There are cost implications obviously, but AWS lambda works this way also to make concurrency and scaling "simpler" by providing an easier mental model. Though much more expensive in theory
Since LLMs have made me so lazy that I never bother to search or read on my own, can someone tell me whether I can use uv as my project management tool with wasmer? What's the story here?
I simply CANNOT go back to use packages without uv, it would be unthinkable to me.
Actually, now that I think of it, my laziness might have started when I learned perl 30 years ago.

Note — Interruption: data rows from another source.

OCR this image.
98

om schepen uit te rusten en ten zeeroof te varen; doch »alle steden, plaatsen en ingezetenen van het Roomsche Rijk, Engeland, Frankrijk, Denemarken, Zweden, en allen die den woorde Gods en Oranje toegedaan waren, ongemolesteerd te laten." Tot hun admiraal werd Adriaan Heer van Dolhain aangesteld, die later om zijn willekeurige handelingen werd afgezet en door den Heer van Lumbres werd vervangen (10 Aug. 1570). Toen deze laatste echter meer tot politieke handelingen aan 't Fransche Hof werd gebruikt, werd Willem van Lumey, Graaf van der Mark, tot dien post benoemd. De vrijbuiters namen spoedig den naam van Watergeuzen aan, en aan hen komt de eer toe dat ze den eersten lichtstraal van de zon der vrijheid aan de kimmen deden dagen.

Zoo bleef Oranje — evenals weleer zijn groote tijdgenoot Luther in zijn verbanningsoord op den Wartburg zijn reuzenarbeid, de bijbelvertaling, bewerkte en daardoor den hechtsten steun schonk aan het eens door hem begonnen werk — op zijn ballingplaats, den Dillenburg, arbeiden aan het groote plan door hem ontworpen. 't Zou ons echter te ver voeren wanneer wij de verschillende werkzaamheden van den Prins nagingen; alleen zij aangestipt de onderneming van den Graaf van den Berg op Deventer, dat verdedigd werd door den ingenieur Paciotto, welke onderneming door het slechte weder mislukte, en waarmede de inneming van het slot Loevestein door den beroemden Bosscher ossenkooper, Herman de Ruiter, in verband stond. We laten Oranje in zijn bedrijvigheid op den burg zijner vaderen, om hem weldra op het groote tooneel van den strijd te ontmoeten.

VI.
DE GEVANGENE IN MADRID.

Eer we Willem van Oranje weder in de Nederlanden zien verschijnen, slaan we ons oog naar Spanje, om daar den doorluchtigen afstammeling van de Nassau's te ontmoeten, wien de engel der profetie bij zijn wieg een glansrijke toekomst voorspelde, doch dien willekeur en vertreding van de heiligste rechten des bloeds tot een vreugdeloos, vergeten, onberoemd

If you are curious on compiling Python to WebAssembly please check py2wasm: https://wasmer.io/posts/py2wasm-a-python-to-wasm-compiler
I assume this is targeting the standalone WebAssembly use case, we're not...running MySQL in browsers right?
https://people.csail.mit.edu/brooks/papers/fast-cheap.pdf
That said, there is a need for accelerating branchy pure-python workloads too, I did a lot of work with rdflib where PyPy made all the difference and we also need runtimes that can accelerate those workloads.